Setup collection using Docker

Prerequisites:

  • Linux 5.4 or newer.
  • Docker or Podman.

Get an API token

To be able to send any data to Polar Signals Cloud, we're going to need an API token for the collection mechanism to authenticate with the Polar Signals API.

Please refer to the Generating Tokens documentation that has more details.

Run the container

Running the Polar Signals Agent using docker can be done easily with this command:

docker run --rm -it \
  -p 7071:7071 \
  --privileged \
  --pid host \
  -v /sys/fs/bpf:/sys/fs/bpf \
  -v /run:/run \
  -v /boot:/boot \
  -v /lib/modules:/lib/modules \
  -v /sys/kernel/debug:/sys/kernel/debug \
  -v /sys/fs/cgroup:/sys/fs/cgroup \
  -v /var/run/dbus/system_bus_socket:/var/run/dbus/system_bus_socket \
  ghcr.io/parca-dev/parca-agent:v0.30.0 \
  /bin/parca-agent \
  --remote-store-address=grpc.polarsignals.com:443 \
  --remote-store-bearer-token=<your-token>

Let's go one by one what each of these flags are for:

  • --privileged The Polar Signals Agent needs to be privileged in order for the Linux Kernel to allow it to load the eBPF-based profiler into the host.
  • --pid host The Polar Signals Agent needs to be in the host PID namespace to allow it to discover metadata about processes.
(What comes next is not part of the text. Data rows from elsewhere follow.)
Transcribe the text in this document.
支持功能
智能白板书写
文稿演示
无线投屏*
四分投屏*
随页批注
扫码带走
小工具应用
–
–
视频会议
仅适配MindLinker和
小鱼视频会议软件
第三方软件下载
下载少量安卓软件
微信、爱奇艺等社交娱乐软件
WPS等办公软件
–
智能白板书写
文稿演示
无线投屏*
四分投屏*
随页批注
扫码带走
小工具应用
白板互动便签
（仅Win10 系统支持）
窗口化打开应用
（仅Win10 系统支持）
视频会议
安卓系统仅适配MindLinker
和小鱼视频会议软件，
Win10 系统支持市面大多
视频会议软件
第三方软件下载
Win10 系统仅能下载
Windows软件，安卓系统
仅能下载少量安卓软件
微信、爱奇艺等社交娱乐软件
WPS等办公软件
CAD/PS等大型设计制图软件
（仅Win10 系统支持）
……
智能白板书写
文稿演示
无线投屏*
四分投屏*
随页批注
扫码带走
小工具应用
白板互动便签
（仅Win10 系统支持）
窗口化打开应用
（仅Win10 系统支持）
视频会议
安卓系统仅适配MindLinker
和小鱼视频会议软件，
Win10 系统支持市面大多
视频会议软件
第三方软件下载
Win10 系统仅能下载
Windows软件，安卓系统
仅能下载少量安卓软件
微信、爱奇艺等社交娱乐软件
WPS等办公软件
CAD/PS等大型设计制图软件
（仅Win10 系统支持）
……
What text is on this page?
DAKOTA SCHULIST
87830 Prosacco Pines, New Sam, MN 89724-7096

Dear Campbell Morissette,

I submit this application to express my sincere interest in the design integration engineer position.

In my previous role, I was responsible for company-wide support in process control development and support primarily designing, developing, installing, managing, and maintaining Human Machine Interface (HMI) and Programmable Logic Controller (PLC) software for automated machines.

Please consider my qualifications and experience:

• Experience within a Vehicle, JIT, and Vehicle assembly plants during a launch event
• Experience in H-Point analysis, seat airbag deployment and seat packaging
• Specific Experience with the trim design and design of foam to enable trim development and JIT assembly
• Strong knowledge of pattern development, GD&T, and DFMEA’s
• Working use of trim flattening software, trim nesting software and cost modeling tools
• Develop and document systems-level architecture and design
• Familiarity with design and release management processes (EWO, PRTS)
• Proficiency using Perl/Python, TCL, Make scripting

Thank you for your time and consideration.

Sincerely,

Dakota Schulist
Without this all you would see is process IDs as metadata which is very hard to reason with.
  • Volumes:
    • /sys/fs/bpf This is required to be able to load the eBPF program which is essential for the whole agent to work.
    • /run This volume is used for discovering metadata from docker, crio, or other CRI compatible container runtimes. Optional but strongly recommended.
    • /boot This volume is used for discovering whether the Kernel is supported. Optional but strongly recommended.
    • /lib/modules This volume is used for symbolizing VDSO calls. Optional but strongly recommended.
    • /sys/kernel/debug This not strictly necessary but this is required for logging to work with eBPF. Optional but strongly recommended.
    • /sys/fs/cgroup This is required to discover metadata about processes running in containers/cgroups. Optional but strongly recommended.
    • /var/run/dbus/system_bus_socket This is required to be able to discover systemd unit metadata. Optional but strongly recommended.
  • ghcr.io/parca-dev/parca-agent:... The container image.
  • /bin/parca-agent The binary to run.
  • --remote-store-address=grpc.polarsignals.com:443 Configuring the agent to send the profiling data to Polar Signals Cloud.
  • --remote-store-bearer-token=<your-token> Authentication with Polar Signals Cloud. The token you grabbed in the grab-a-token step.